Creative Gamemaster’s Workshop: Plot-boarding

Watch almost any cop show on TV in the last forty years and you’ve seen it.  Corkboard, chalkboard, or whiteboard, they all assemble the clues to the murder, pinning up photos of suspects, adding ?s where they know there are connections, keeping the case up to date for all involved.  Makes sense in real life and makes added sense for a TV show where you’re trying to keep sometimes inattentive viewers up-to-speed on things in the episode.  All these same factors work for ANY RPG game.  I guess I call it plot-boarding.

You don’t have to be playing crime drama for plot-boarding to work.  The same value can be found in far future, swashbuckling, fantasy, and many more genres.  The players need to keep track of NPCs, try to understand what is happening around them, remember places and names, and keep key visuals in front of them.  If you don’t meet as often as you’d like, it is invaluable for reminding the players what the game is again.

What should go on a Plotboard?

Goals: Writing down the group’s goals is a good way to force them to agree on what exactly the goal is and to keep them focused on that goal during the sessions.

NPCs: They can log every NPC they meet or just the ones they think are important, allowing the GM the freedom to make things up more on the fly without taking his own notes… the players are doing it for him.  Names can be spelled right and phonetic notes made if they wish.  The GM can print pictures of NPCs for the players to stick on the board.

Places: Locations in the game can be logged along with a few key words of flavor: “Greyhawk, rich, cosmopolitan”, “Sanctuary: lots of gods, thieves”.  An important tavern in a city or location of a combat can be noted.

Things: Are the PCs given anything?  Stick that scrap of parchment from the beggar on the board.  Give them printouts of the elegant sword they found under the bed of an enemy.

Connections: Connect the people, places, and things together.  Who owns that thing?  Where was the thing?  Where can you find that person?

Motives: Even when not trying to solve a crime, plots are about figuring out what other powers are doing, what their goals are.  Use a different color for motives and note if the King seems desperate for money for the empty Treasury coffers or if the thief they catch is trying to save his sister.

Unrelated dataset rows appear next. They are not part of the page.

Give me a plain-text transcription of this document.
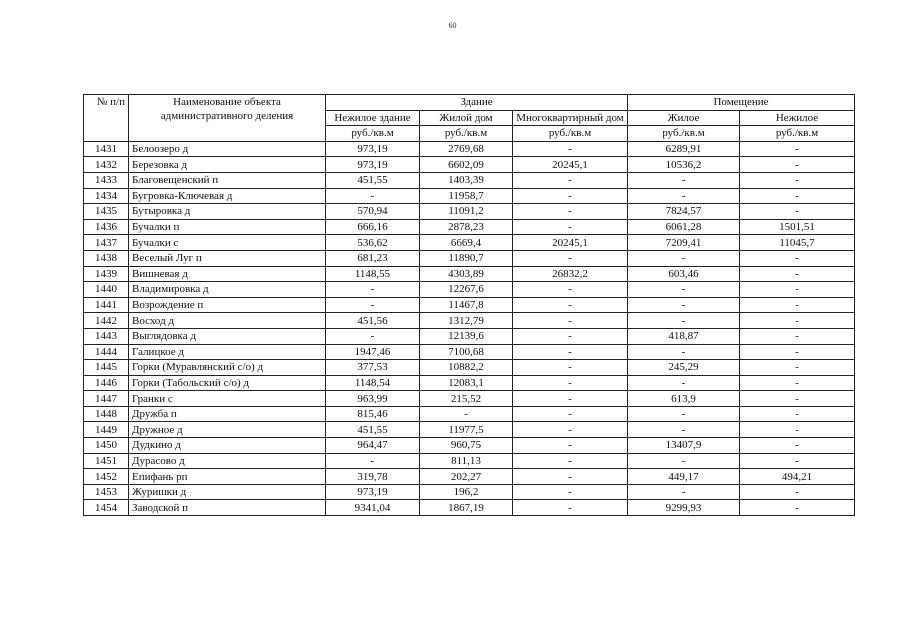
60
№ п/п	Наименование объекта административного деления	Здание			Помещение	
		Нежилое здание	Жилой дом	Многоквартирный дом	Жилое	Нежилое
		руб./кв.м	руб./кв.м	руб./кв.м	руб./кв.м	руб./кв.м
1431	Белоозеро д	973,19	2769,68	-	6289,91	-
1432	Березовка д	973,19	6602,09	20245,1	10536,2	-
1433	Благовещенский п	451,55	1403,39	-	-	-
1434	Бугровка-Ключевая д	-	11958,7	-	-	-
1435	Бутыровка д	570,94	11091,2	-	7824,57	-
1436	Бучалки п	666,16	2878,23	-	6061,28	1501,51
1437	Бучалки с	536,62	6669,4	20245,1	7209,41	11045,7
1438	Веселый Луг п	681,23	11890,7	-	-	-
1439	Вишневая д	1148,55	4303,89	26832,2	603,46	-
1440	Владимировка д	-	12267,6	-	-	-
1441	Возрождение п	-	11467,8	-	-	-
1442	Восход д	451,56	1312,79	-	-	-
1443	Выглядовка д	-	12139,6	-	418,87	-
1444	Галицкое д	1947,46	7100,68	-	-	-
1445	Горки (Муравлянский с/о) д	377,53	10882,2	-	245,29	-
1446	Горки (Табольский с/о) д	1148,54	12083,1	-	-	-
1447	Гранки с	963,99	215,52	-	613,9	-
1448	Дружба п	815,46	-	-	-	-
1449	Дружное д	451,55	11977,5	-	-	-
1450	Дудкино д	964,47	960,75	-	13407,9	-
1451	Дурасово д	-	811,13	-	-	-
1452	Епифань рп	319,78	202,27	-	449,17	494,21
1453	Журишки д	973,19	196,2	-	-	-
1454	Заводской п	9341,04	1867,19	-	9299,93	-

In a semi or wholly virtual game, you’ll need an online whiteboard sort of solution.  Suggestions for good websites or software for this?

GMs can plotboard ahead of time to help work out what they need to create, if they want to introduce red herrings or false evidence, determine what ‘pictures’ they need to have on hand to give to the players for their plotboard.  It can be quite revealing to compare the players’ final plotboard with the GM’s initial one and see how different they can become.

Even if all you do is write things down on a sheet of paper and try to connect the dots that way, I think GMs and players will both benefit from plotboarding their games.